Wednesday, April 2, 2014

Supreme Court pours more Campaign Cash into elections, contradict yesterdays voters who declared "Money is not free speech."

Americans seem bewildered by the conservative activist Supreme Court’s decision on Citizen’s United. Few people believe the founding fathers tried to give corporations the same rights as people. 

Just as outrageous is the idea that corporations would then have free speech rights in the form of money.

Constitutional Amendment: Wisconsinites overwhelmingly approved county wide referendums supporting an amendment to the constitution... 
“declaring that only human beings, not corporations, unions, nonprofits or similar associations are endowed with constitutional rights.”
And that…
“Money is not free speech, and therefore regulating political contributions and spending is not equivalent to limiting political speech.”
Edgerton, Waunakee, DeForest, Belleville and Windsor all supported the above constitutional amendment.
                                                                                                                                                                                            

But if today is any indication, the Robert’s court and the conservative majority have a different view of the founding fathers intentions, and the dystopian future they’re helping to create. The latest case focused on contributions, rather than spending.
Voting 5-4 along ideological lines, the Supreme Court struck down decades-old limits on the total money donors can give to federal candidates and parties, issuing its biggest campaign-finance ruling since the 2010 Citizens United decision … the caps violated the speech rights of Shaun McCutcheon, an Alabama Republican official seeking to give candidates, parties and political committees more than the $123,200 maximum.

The court stopped short of undercutting a 1976 ruling that allows caps on contributions to individual candidates.  Justice Thomas (said) in a separate opinion that he would have gone further and overturned the 1976 ruling.
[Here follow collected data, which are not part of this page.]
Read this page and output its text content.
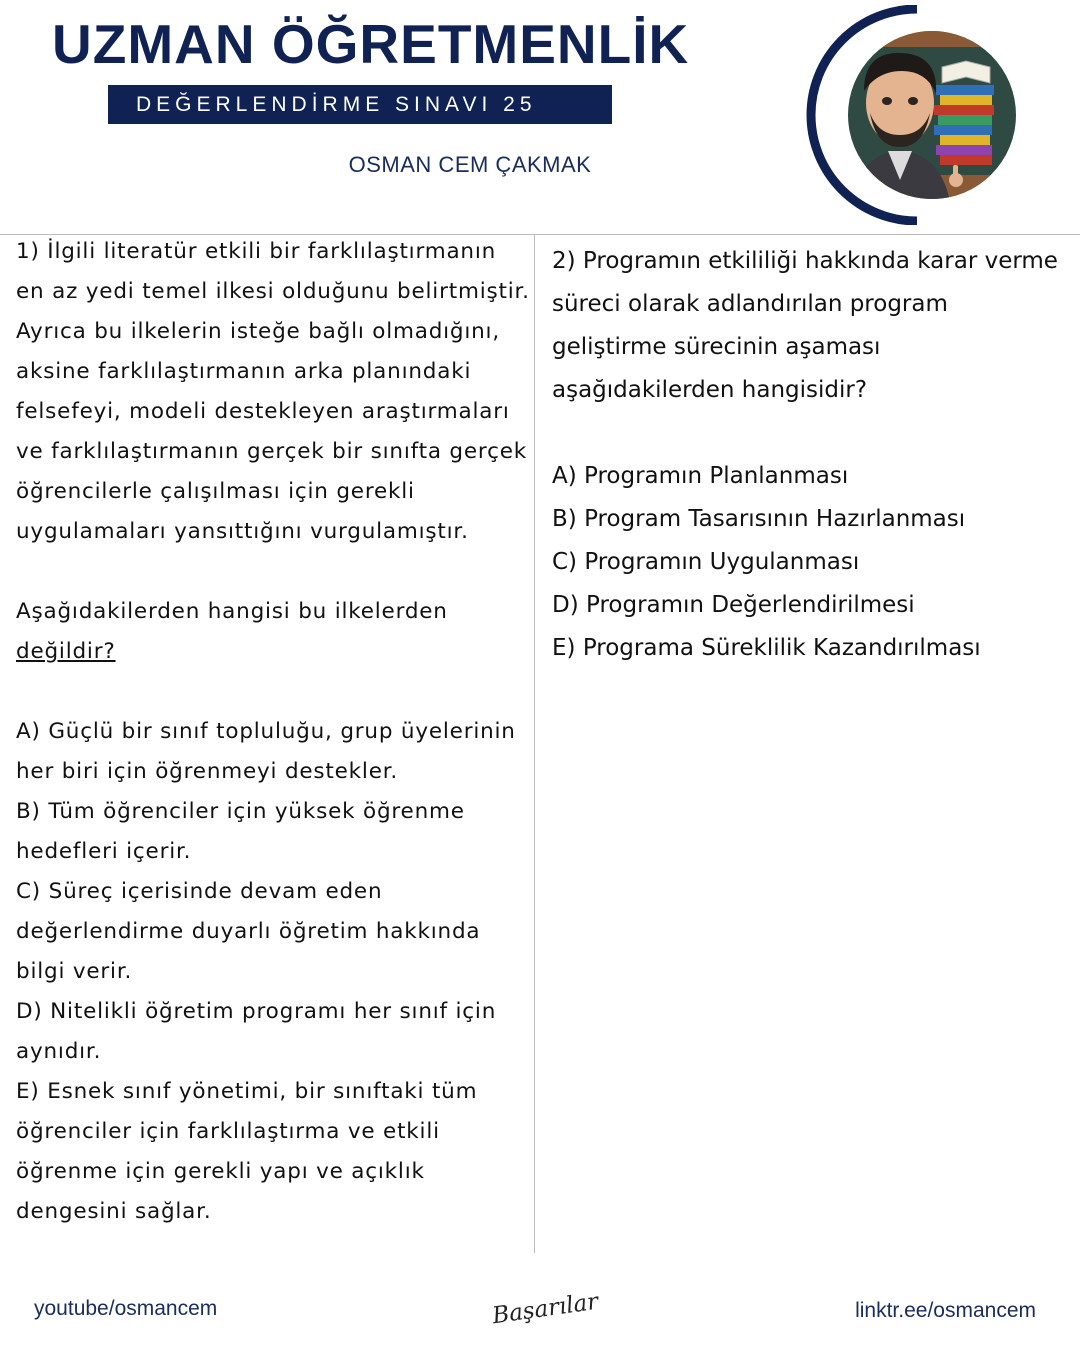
UZMAN ÖĞRETMENLİK
DEĞERLENDİRME SINAVI 25
OSMAN CEM ÇAKMAK

1) İlgili literatür etkili bir farklılaştırmanın en az yedi temel ilkesi olduğunu belirtmiştir. Ayrıca bu ilkelerin isteğe bağlı olmadığını, aksine farklılaştırmanın arka planındaki felsefeyi, modeli destekleyen araştırmaları ve farklılaştırmanın gerçek bir sınıfta gerçek öğrencilerle çalışılması için gerekli uygulamaları yansıttığını vurgulamıştır.

Aşağıdakilerden hangisi bu ilkelerden değildir?

A) Güçlü bir sınıf topluluğu, grup üyelerinin her biri için öğrenmeyi destekler.

B) Tüm öğrenciler için yüksek öğrenme hedefleri içerir.

C) Süreç içerisinde devam eden değerlendirme duyarlı öğretim hakkında bilgi verir.

D) Nitelikli öğretim programı her sınıf için aynıdır.

E) Esnek sınıf yönetimi, bir sınıftaki tüm öğrenciler için farklılaştırma ve etkili öğrenme için gerekli yapı ve açıklık dengesini sağlar.

2) Programın etkililiği hakkında karar verme süreci olarak adlandırılan program geliştirme sürecinin aşaması aşağıdakilerden hangisidir?

A) Programın Planlanması

B) Program Tasarısının Hazırlanması

C) Programın Uygulanması

D) Programın Değerlendirilmesi

E) Programa Süreklilik Kazandırılması

youtube/osmancem	Başarılar	linktr.ee/osmancem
 The overall limits “intrude without justification on a citizen’s ability to exercise the most fundamental First Amendment activities,” Chief Justice John Roberts wrote in the court’s lead opinion … it will give more freedom to wealthy donors looking to use their money to make a political impact. Taken together with Citizens United, the decision “eviscerates our nation’s campaign-finance laws, leaving a remnant incapable of dealing with the grave problems of democratic legitimacy that those laws were intended to resolve,” Justice Stephen Breyer wrote in dissent. 

1 comment:

  1. These arguments are irrational; the ministers expounding them have maneuvered themselves into an arena where discussion is impossible. What is the counterpoint of “ money is speech, people are corporations, and greenhouse gases make your lawn greener”? Any rational factors have been taken out of the equation.